The Bonneville Power Administration could end up revising its rates to tackle the financial fallout of a federal judge in Oregon ordering increased spill levels at eight dams on the Columbia and Snake rivers.
In the wake of the court-ordered injunction, BPA staff hosted a workshop March 30 to discuss proposed revisions to the 2026-2028 power general rate schedule provisions.
Before the injunction, the agency expected to end fiscal year 2028 with $397 million in financial reserves. But with the court order, if it were to take no action, the agency anticipates ending 2028 with $196 million in reserves, according to Daniel Fisher, BPA’s power rates manager.
“That’s a big number. There’s just no way around that,” Fisher said.
BPA’s financial reserves policy aims to maintain sufficient financial reserves and promote long-term rate stability. (See BPA Triggers $40M Surcharge Following Low Water Years.)
The agency said the court order changes how it operates its system and the inventory levels from what it had anticipated when it set rates for the FY26-28 period (BP-26).
To tackle the issue, staff presented several solutions, each of which assumes the agency is $85 million worse off in each year of the three-year rate period relative to the rates set under BP-26, according to their presentation.
Staff prefer a solution that includes collecting $125 million in expected costs upfront in fiscal years 2027 and 2028. The solution includes an end-of-year true-up provision that would return a portion or all $125 million if BPA’s financial reserves attributable to power are higher than 90 days’ cash at the end of each year.
Under the solution, called Conditional PNRR, BPA expects to end fiscal year 2028 with $392 million in financial reserves, $5 million lower than the pre-injunction results. Staff said they favor the approach because its last true-up occurs at the end of 2028 rather than at the end of 2027.
“This increases the chance that BPA will start the new contract with financial reserves at a level similar to that had BPA known about the court-ordered operations when it first set BP-26 rates,” according to the presentation.
Another solution would entail a new surcharge capped at $125 million. The surcharge “would trigger if fiscal years 2026 and 2027 ended below 90 days’ cash and would collect the difference up to the cap of $125 million in the next fiscal year,” it says.
Utility representatives voiced support for BPA’s efforts to address the financial impact of the court order.
Garrison Marr, senior manager of power supply at Snohomish County Public Utility District, said BPA moving quickly on the rate case process “helps us for transparency for utility planning; helps with risk reduction … and cost certainty in the context of the spill injunction.”
Marr said Snohomish leans in favor of the Conditional PNRR solution.
Chris Roden, director of energy resources at Clatskanie People’s Utility District, said he appreciates BPA addressing potential impacts early.
“It’s helpful for a utility that does concurrent ratemaking that’s largely driven by Bonneville to have a certain amount of certainty in our planning assumption, so that when we go through our own processes, we know what to bake in,” Roden said.
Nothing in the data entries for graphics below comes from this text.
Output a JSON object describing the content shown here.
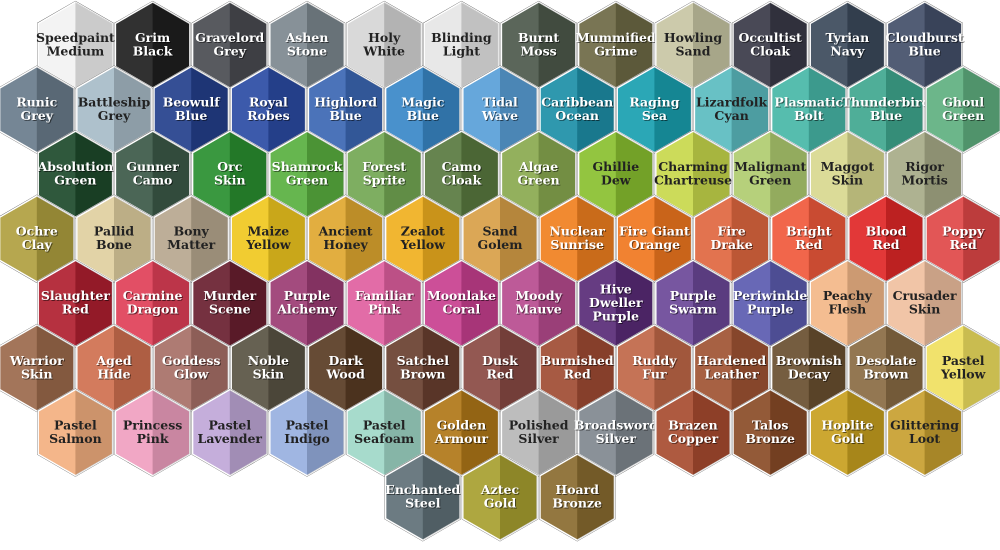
{
  "rows": [
    [
      {
        "label": [
          "Speedpaint",
          "Medium"
        ],
        "color": "#f2f2f2"
      },
      {
        "label": [
          "Grim",
          "Black"
        ],
        "color": "#202020"
      },
      {
        "label": [
          "Gravelord",
          "Grey"
        ],
        "color": "#4a4c52"
      },
      {
        "label": [
          "Ashen",
          "Stone"
        ],
        "color": "#7d8890"
      },
      {
        "label": [
          "Holy",
          "White"
        ],
        "color": "#d6d6d6"
      },
      {
        "label": [
          "Blinding",
          "Light"
        ],
        "color": "#e6e6e6"
      },
      {
        "label": [
          "Burnt",
          "Moss"
        ],
        "color": "#4e5a4c"
      },
      {
        "label": [
          "Mummified",
          "Grime"
        ],
        "color": "#6e6a46"
      },
      {
        "label": [
          "Howling",
          "Sand"
        ],
        "color": "#c8c6a4"
      },
      {
        "label": [
          "Occultist",
          "Cloak"
        ],
        "color": "#3a3a48"
      },
      {
        "label": [
          "Tyrian",
          "Navy"
        ],
        "color": "#3c4a5c"
      },
      {
        "label": [
          "Cloudburst",
          "Blue"
        ],
        "color": "#44506a"
      }
    ],
    [
      {
        "label": [
          "Runic",
          "Grey"
        ],
        "color": "#6a7c8c"
      },
      {
        "label": [
          "Battleship",
          "Grey"
        ],
        "color": "#a8bcc8"
      },
      {
        "label": [
          "Beowulf",
          "Blue"
        ],
        "color": "#24408c"
      },
      {
        "label": [
          "Royal",
          "Robes"
        ],
        "color": "#2c4ca4"
      },
      {
        "label": [
          "Highlord",
          "Blue"
        ],
        "color": "#3c68b4"
      },
      {
        "label": [
          "Magic",
          "Blue"
        ],
        "color": "#3a88c8"
      },
      {
        "label": [
          "Tidal",
          "Wave"
        ],
        "color": "#5aa0d8"
      },
      {
        "label": [
          "Caribbean",
          "Ocean"
        ],
        "color": "#1e90a8"
      },
      {
        "label": [
          "Raging",
          "Sea"
        ],
        "color": "#1aa0b0"
      },
      {
        "label": [
          "Lizardfolk",
          "Cyan"
        ],
        "color": "#5cbcc0"
      },
      {
        "label": [
          "Plasmatic",
          "Bolt"
        ],
        "color": "#48b8a8"
      },
      {
        "label": [
          "Thunderbird",
          "Blue"
        ],
        "color": "#40a890"
      },
      {
        "label": [
          "Ghoul",
          "Green"
        ],
        "color": "#60b080"
      }
    ],
    [
      {
        "label": [
          "Absolution",
          "Green"
        ],
        "color": "#1e4a2c"
      },
      {
        "label": [
          "Gunner",
          "Camo"
        ],
        "color": "#3c5a48"
      },
      {
        "label": [
          "Orc",
          "Skin"
        ],
        "color": "#2a9030"
      },
      {
        "label": [
          "Shamrock",
          "Green"
        ],
        "color": "#5ab040"
      },
      {
        "label": [
          "Forest",
          "Sprite"
        ],
        "color": "#74a854"
      },
      {
        "label": [
          "Camo",
          "Cloak"
        ],
        "color": "#5a7a40"
      },
      {
        "label": [
          "Algae",
          "Green"
        ],
        "color": "#8aaa50"
      },
      {
        "label": [
          "Ghillie",
          "Dew"
        ],
        "color": "#8ac030"
      },
      {
        "label": [
          "Charming",
          "Chartreuse"
        ],
        "color": "#c8d84c"
      },
      {
        "label": [
          "Malignant",
          "Green"
        ],
        "color": "#b0cc70"
      },
      {
        "label": [
          "Maggot",
          "Skin"
        ],
        "color": "#d8d890"
      },
      {
        "label": [
          "Rigor",
          "Mortis"
        ],
        "color": "#a8ac88"
      }
    ],
    [
      {
        "label": [
          "Ochre",
          "Clay"
        ],
        "color": "#b0a040"
      },
      {
        "label": [
          "Pallid",
          "Bone"
        ],
        "color": "#e0d0a0"
      },
      {
        "label": [
          "Bony",
          "Matter"
        ],
        "color": "#b8a890"
      },
      {
        "label": [
          "Maize",
          "Yellow"
        ],
        "color": "#f0c820"
      },
      {
        "label": [
          "Ancient",
          "Honey"
        ],
        "color": "#e0a830"
      },
      {
        "label": [
          "Zealot",
          "Yellow"
        ],
        "color": "#f0b020"
      },
      {
        "label": [
          "Sand",
          "Golem"
        ],
        "color": "#d8a048"
      },
      {
        "label": [
          "Nuclear",
          "Sunrise"
        ],
        "color": "#f08020"
      },
      {
        "label": [
          "Fire Giant",
          "Orange"
        ],
        "color": "#f07820"
      },
      {
        "label": [
          "Fire",
          "Drake"
        ],
        "color": "#e06840"
      },
      {
        "label": [
          "Bright",
          "Red"
        ],
        "color": "#f05a3c"
      },
      {
        "label": [
          "Blood",
          "Red"
        ],
        "color": "#e02828"
      },
      {
        "label": [
          "Poppy",
          "Red"
        ],
        "color": "#e04848"
      }
    ],
    [
      {
        "label": [
          "Slaughter",
          "Red"
        ],
        "color": "#b02030"
      },
      {
        "label": [
          "Carmine",
          "Dragon"
        ],
        "color": "#e04058"
      },
      {
        "label": [
          "Murder",
          "Scene"
        ],
        "color": "#6a2030"
      },
      {
        "label": [
          "Purple",
          "Alchemy"
        ],
        "color": "#9c3c74"
      },
      {
        "label": [
          "Familiar",
          "Pink"
        ],
        "color": "#e060a0"
      },
      {
        "label": [
          "Moonlake",
          "Coral"
        ],
        "color": "#c84090"
      },
      {
        "label": [
          "Moody",
          "Mauve"
        ],
        "color": "#b84c90"
      },
      {
        "label": [
          "Hive",
          "Dweller",
          "Purple"
        ],
        "color": "#5a2c78"
      },
      {
        "label": [
          "Purple",
          "Swarm"
        ],
        "color": "#6c4898"
      },
      {
        "label": [
          "Periwinkle",
          "Purple"
        ],
        "color": "#5c5cb0"
      },
      {
        "label": [
          "Peachy",
          "Flesh"
        ],
        "color": "#f4b888"
      },
      {
        "label": [
          "Crusader",
          "Skin"
        ],
        "color": "#f0c0a0"
      }
    ],
    [
      {
        "label": [
          "Warrior",
          "Skin"
        ],
        "color": "#9c6a4c"
      },
      {
        "label": [
          "Aged",
          "Hide"
        ],
        "color": "#d07050"
      },
      {
        "label": [
          "Goddess",
          "Glow"
        ],
        "color": "#a87068"
      },
      {
        "label": [
          "Noble",
          "Skin"
        ],
        "color": "#5a5444"
      },
      {
        "label": [
          "Dark",
          "Wood"
        ],
        "color": "#5a3c24"
      },
      {
        "label": [
          "Satchel",
          "Brown"
        ],
        "color": "#6a4030"
      },
      {
        "label": [
          "Dusk",
          "Red"
        ],
        "color": "#8a4a44"
      },
      {
        "label": [
          "Burnished",
          "Red"
        ],
        "color": "#a04c34"
      },
      {
        "label": [
          "Ruddy",
          "Fur"
        ],
        "color": "#c06848"
      },
      {
        "label": [
          "Hardened",
          "Leather"
        ],
        "color": "#a05434"
      },
      {
        "label": [
          "Brownish",
          "Decay"
        ],
        "color": "#6a5030"
      },
      {
        "label": [
          "Desolate",
          "Brown"
        ],
        "color": "#8a6c44"
      },
      {
        "label": [
          "Pastel",
          "Yellow"
        ],
        "color": "#f0e060"
      }
    ],
    [
      {
        "label": [
          "Pastel",
          "Salmon"
        ],
        "color": "#f4b080"
      },
      {
        "label": [
          "Princess",
          "Pink"
        ],
        "color": "#f0a0c0"
      },
      {
        "label": [
          "Pastel",
          "Lavender"
        ],
        "color": "#c0a8d8"
      },
      {
        "label": [
          "Pastel",
          "Indigo"
        ],
        "color": "#98b0e0"
      },
      {
        "label": [
          "Pastel",
          "Seafoam"
        ],
        "color": "#a0d8c8"
      },
      {
        "label": [
          "Golden",
          "Armour"
        ],
        "color": "#b07818"
      },
      {
        "label": [
          "Polished",
          "Silver"
        ],
        "color": "#b8b8b8"
      },
      {
        "label": [
          "Broadsword",
          "Silver"
        ],
        "color": "#808890"
      },
      {
        "label": [
          "Brazen",
          "Copper"
        ],
        "color": "#a84c30"
      },
      {
        "label": [
          "Talos",
          "Bronze"
        ],
        "color": "#8a4c28"
      },
      {
        "label": [
          "Hoplite",
          "Gold"
        ],
        "color": "#c8a020"
      },
      {
        "label": [
          "Glittering",
          "Loot"
        ],
        "color": "#c8a030"
      }
    ],
    [
      {
        "label": [
          "Enchanted",
          "Steel"
        ],
        "color": "#607078"
      },
      {
        "label": [
          "Aztec",
          "Gold"
        ],
        "color": "#a8a030"
      },
      {
        "label": [
          "Hoard",
          "Bronze"
        ],
        "color": "#8a6c30"
      }
    ]
  ]
}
He added that staff have done a “good job” of not “getting stuck in the muck of politics, administrative outcomes. … Just sticking to the guns of good, prudent financial policy.”
BPA aims to issue an initial proposal in early May with testimony and supporting documents.
Court Injunction
The issue stems from a Feb. 25 court order in which U.S. District Judge Michael H. Simon granted a preliminary injunction sought by the states of Oregon and Washington, tribes and environmental groups. The order requires the U.S. Army Corps of Engineers and the Bureau of Reclamation to spill large amounts of water over the eight dams instead of running it through turbines to protect migrating salmon and steelhead in the Columbia and Snake rivers. (See Judge Orders Spill at Northwest Dams to Aid Salmon, Despite Energy Concerns.)
The long-running case now concerns an environmental impact statement and a biological opinion from 2020 that the court ordered the federal agencies to prepare for the Federal Columbia River Power System.
In challenging the analysis, the plaintiffs alleged the Army Corps’ plan failed to adequately protect salmon.
The case was stayed under a deal plaintiffs struck with President Joe Biden, which included, among other things, $1 billion toward salmon restoration. President Donald Trump upended the deal in June 2025. The Trump administration said it would have several negative impacts on energy production, shipping channels and water supply for local farmers. (See Trump Directs Feds to Withdraw from Deal on Snake River Dams.)
When the case resumed, plaintiffs asked for injunctive relief beginning March 1, urging the court to require federal defendants to increase spill levels, lower reservoir levels and implement emergency conservation measures for the salmon.
In granting the request, Simon said the injunction includes a provision for the federal agencies to adjust spill for emergency power generation and transportation needs. However, he rejected arguments that increasing spill levels could impact power generation, saying the granted relief is “narrowly tailored and essentially maintains the status quo.”